Last week my wife and I left the kids in the fine care of my in-laws and headed to Playa del Carmen, Mexico. Practically every year we escape winter for a week, firmly plant ourselves into pool chairs at an all inclusive resort, and soak up the sun. And when we do, I can't help but have my head turned... by the kind of devices people are using poolside. Hey, I'm a tech geek!
To properly frame this, we’ve been doing resort vacations for the last 13 years or so. Back in 2001 it was impossible to find Wi-Fi at a hotel in most of the Caribbean destinations we visited. But even if there was Wi-Fi, you were lugging a laptop. BlackBerry had barely started shipping actual phones at that point, and they didn’t have Wi-Fi chips yet. Android and iOS didn’t exist.
Even five years ago, which puts us around the time of the iPhone 3GS debut, Wi-Fi was still rare at all-inclusive resorts. You’d be lucky to find a spotty connection in the lobby, and it would be rather expensive. But if you needed to get work done on vacation (never a good thing), the laptop had to come along on your vacation. There was no iPad yet, and Android was in its infancy.
Last week was the first time I visited a resort where, not only did they have excellent Wi-Fi coverage throughout the entire hotel property, but it was included at no extra charge. Combine this with huge market penetration of tablets and smartphones and you have the makings of a bunch of vacationers who can’t put their devices down.
IDC’s last market share study shows that 81% of devices are now running Android. That's compared to 12.9% running iOS. If you look at installed base rather than last quarter’s shipments, you’d see a smaller difference. But Android is still the obvious global leader.
The people who go to resorts in the Caribbean sea are typically from Canada, the US, the UK, and Western Europe. Because these vacations are not cheap, they also tend to be affluent. Keeping that in mind, here's what I noticed in terms of device usage trends.
Apple’s iPhone was significantly more popular than any other smartphone platform. I carried my Samsung Galaxy S4 with me, but most of the other guests had iPhones. I didn’t do a scientific poll or anything, but I’d say it was 80% iPhone, with the rest being mostly Android along with a very small number of BlackBerry. It was interesting for me to see this, because it really does suggest that iPhone much stronger market share among the wealthy compared to what the global figures suggest.
Since Apple doesn't currently compete in the budget phone space, and only offers premium handsets at premium prices, that makes sense.
When it came to tablets, again by a wide margin, the device of choice was an iPad.
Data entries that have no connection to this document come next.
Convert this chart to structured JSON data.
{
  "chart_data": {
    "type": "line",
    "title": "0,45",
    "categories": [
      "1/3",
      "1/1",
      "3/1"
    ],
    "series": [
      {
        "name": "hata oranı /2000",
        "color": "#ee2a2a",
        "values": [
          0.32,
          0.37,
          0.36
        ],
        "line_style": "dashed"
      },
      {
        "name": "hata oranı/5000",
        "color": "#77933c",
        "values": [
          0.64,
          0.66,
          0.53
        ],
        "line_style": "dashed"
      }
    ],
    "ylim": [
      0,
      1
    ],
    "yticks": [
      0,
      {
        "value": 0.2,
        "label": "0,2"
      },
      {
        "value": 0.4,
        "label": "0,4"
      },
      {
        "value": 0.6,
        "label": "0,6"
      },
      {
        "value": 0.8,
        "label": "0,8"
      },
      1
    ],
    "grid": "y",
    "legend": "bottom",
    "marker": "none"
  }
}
I saw a small number of Android tablets. I had lots of conversations about technology with other hotel guests ranging from senior citizens to younger adults. People seemed to prefer Apple’s tablets because they are so darn easy to use. I’m not saying Android is difficult to use (I figured it out in my first few hours), but it’s definitely a steeper learning curve. Pool lounge chairs offer a powerful metaphor for human behavior. We love to be lazy. iOS is easier to use, and the iPad was absolutely dominant among guests.
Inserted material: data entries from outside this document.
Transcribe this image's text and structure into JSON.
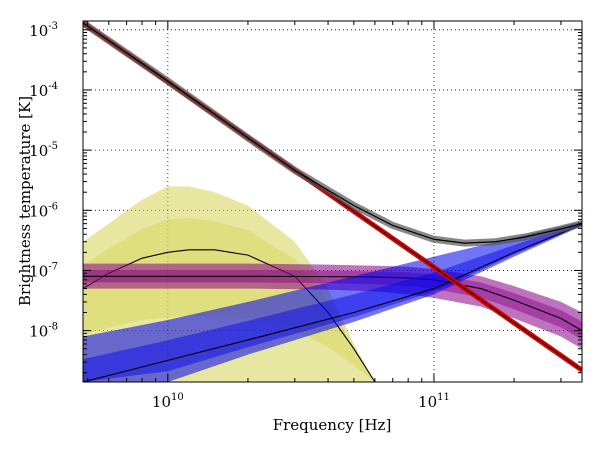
{
  "chart_data": {
    "type": "line",
    "title": "",
    "xlabel": "Frequency [Hz]",
    "ylabel": "Brightness temperature [K]",
    "xscale": "log",
    "yscale": "log",
    "xlim": [
      4800000000.0,
      360000000000.0
    ],
    "ylim": [
      1.4e-09,
      0.0014
    ],
    "grid": true,
    "legend": "none",
    "xticks": [
      {
        "value": 10000000000.0,
        "base": "10",
        "exp": "10"
      },
      {
        "value": 100000000000.0,
        "base": "10",
        "exp": "11"
      }
    ],
    "yticks": [
      {
        "value": 0.001,
        "base": "10",
        "exp": "-3"
      },
      {
        "value": 0.0001,
        "base": "10",
        "exp": "-4"
      },
      {
        "value": 1e-05,
        "base": "10",
        "exp": "-5"
      },
      {
        "value": 1e-06,
        "base": "10",
        "exp": "-6"
      },
      {
        "value": 1e-07,
        "base": "10",
        "exp": "-7"
      },
      {
        "value": 1e-08,
        "base": "10",
        "exp": "-8"
      }
    ],
    "series": [
      {
        "color": "#d4d455",
        "style": "band",
        "x": [
          4800000000.0,
          6000000000.0,
          8000000000.0,
          10000000000.0,
          12000000000.0,
          15000000000.0,
          20000000000.0,
          30000000000.0,
          40000000000.0,
          50000000000.0,
          60000000000.0
        ],
        "y_low": [
          1.4e-09,
          1.4e-09,
          1.4e-09,
          1.4e-09,
          1.4e-09,
          1.4e-09,
          1.4e-09,
          1.4e-09,
          1.4e-09,
          1.4e-09,
          1.4e-09
        ],
        "y_high": [
          3e-07,
          6e-07,
          1.5e-06,
          2.5e-06,
          2.5e-06,
          2e-06,
          1.2e-06,
          3e-07,
          5e-08,
          6e-09,
          1.4e-09
        ],
        "y_center": [
          5e-08,
          9e-08,
          1.6e-07,
          2e-07,
          2.2e-07,
          2.2e-07,
          1.8e-07,
          8e-08,
          2e-08,
          5e-09,
          1.4e-09
        ]
      },
      {
        "color": "#880088",
        "style": "band",
        "x": [
          4800000000.0,
          10000000000.0,
          20000000000.0,
          40000000000.0,
          60000000000.0,
          80000000000.0,
          100000000000.0,
          150000000000.0,
          200000000000.0,
          300000000000.0,
          360000000000.0
        ],
        "y_low": [
          5e-08,
          5e-08,
          5e-08,
          4.8e-08,
          4.5e-08,
          4e-08,
          3.5e-08,
          2.5e-08,
          1.6e-08,
          8e-09,
          5e-09
        ],
        "y_high": [
          1.3e-07,
          1.3e-07,
          1.3e-07,
          1.25e-07,
          1.2e-07,
          1.15e-07,
          1.05e-07,
          8e-08,
          5.5e-08,
          3e-08,
          2e-08
        ],
        "y_center": [
          8e-08,
          8e-08,
          8e-08,
          7.9e-08,
          7.8e-08,
          7.5e-08,
          7e-08,
          5e-08,
          3.2e-08,
          1.6e-08,
          1e-08
        ]
      },
      {
        "color": "#0000ee",
        "style": "band",
        "x": [
          4800000000.0,
          10000000000.0,
          20000000000.0,
          50000000000.0,
          100000000000.0,
          200000000000.0,
          360000000000.0
        ],
        "y_low": [
          1.4e-09,
          1.4e-09,
          4e-09,
          1.4e-08,
          4e-08,
          1.7e-07,
          5.5e-07
        ],
        "y_high": [
          8e-09,
          1.5e-08,
          3e-08,
          8e-08,
          1.7e-07,
          3.5e-07,
          6.5e-07
        ],
        "y_center": [
          1.4e-09,
          3.2e-09,
          7e-09,
          2e-08,
          5e-08,
          2e-07,
          5.8e-07
        ]
      },
      {
        "color": "#dd0000",
        "style": "line",
        "x": [
          4800000000.0,
          360000000000.0
        ],
        "y": [
          0.0013,
          2.2e-09
        ]
      },
      {
        "color": "#222222",
        "style": "total",
        "x": [
          4800000000.0,
          10000000000.0,
          20000000000.0,
          30000000000.0,
          50000000000.0,
          70000000000.0,
          100000000000.0,
          130000000000.0,
          170000000000.0,
          220000000000.0,
          300000000000.0,
          360000000000.0
        ],
        "y": [
          0.0013,
          0.00014,
          1.6e-05,
          4.6e-06,
          1.2e-06,
          5.6e-07,
          3.3e-07,
          2.85e-07,
          3e-07,
          3.6e-07,
          4.9e-07,
          6e-07
        ]
      }
    ]
  }
}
Over the last 3-4 years I’ve also noticed a big increase in the number of e-readers such as the Amazon Kindle. These things have become so cheap and so darn convenient for vacationers that I see them at least as often as actual printed books when I’m at resorts. But last week that wasn’t the case. Yes, I did still see many Kindles. But I saw way more people reading on iPads. People were using iPads to read the New York Times, read books using the Kindle app, surf Facebook and Twitter, and of course shoot pictures and videos. Kindles? People just used them to read books. With such a great Wi-Fi connection the mix of e-readers to iPads seems to have tipped this year. It makes me wonder if there is a future for stand-alone e-readers, or if the increasing power of tablets (and continually improving screen technology) will eventually render the cheaper alternatives obsolete.
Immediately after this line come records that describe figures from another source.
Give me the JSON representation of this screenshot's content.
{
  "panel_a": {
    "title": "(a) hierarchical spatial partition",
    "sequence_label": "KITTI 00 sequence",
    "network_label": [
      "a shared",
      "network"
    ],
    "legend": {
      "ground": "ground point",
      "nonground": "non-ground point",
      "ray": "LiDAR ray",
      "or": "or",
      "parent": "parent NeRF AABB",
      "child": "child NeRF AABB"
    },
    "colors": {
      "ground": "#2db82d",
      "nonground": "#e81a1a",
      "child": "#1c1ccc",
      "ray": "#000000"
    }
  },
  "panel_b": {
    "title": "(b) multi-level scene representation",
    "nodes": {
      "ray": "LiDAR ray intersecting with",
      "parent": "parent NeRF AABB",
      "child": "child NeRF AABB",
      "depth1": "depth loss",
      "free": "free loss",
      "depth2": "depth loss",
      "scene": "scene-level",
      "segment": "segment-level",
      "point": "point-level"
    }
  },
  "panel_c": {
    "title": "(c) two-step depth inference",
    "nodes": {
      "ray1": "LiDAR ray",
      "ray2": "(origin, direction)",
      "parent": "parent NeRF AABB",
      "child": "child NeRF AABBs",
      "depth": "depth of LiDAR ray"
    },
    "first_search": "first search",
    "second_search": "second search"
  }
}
FaceTime has also become a frequently used verb - at least based on my observations. Since I was at an adults-only resort, a lot of parents would video chat with their kids. We did so every day, using Skype on my Galaxy S4. But I have to tell you … I didn’t hear one single person say to me, “We Skyped the kids” (or anything like that). We did, however, hear people say “We FaceTimed the kids” very frequently. This was a new experience for me. Skype has been so dominant. I suppose it still is dominant. But from the iPhone- and iPad-toting crowd at my hotel in Mexico last week, you’d never know it. It occurred to me that people who own Apple devices already have FaceTime and it’s already tied to their Apple ID. So they don’t need to do anything special to sign up and use it. Maybe this is pushing its use higher and higher?
Laptops? I saw very few of them. Some folks had Macbook Airs, some had those newer Windows transformer devices (half laptop, half tablet). There were definitely far more Macs than Windows laptops, but it was pretty much irrelevant in terms of the number of iPads.
I know this is not a scientific study, but to me it was very obvious that iOS is dominant when it comes to the premium market. And it’s equally obvious that tablets are completely invading the notebook world.
The pace of innovation in the last 5 years has been amazing, and very good for Apple shareholders. I can’t wait to see what the geek world is like from poolside in another 5 years.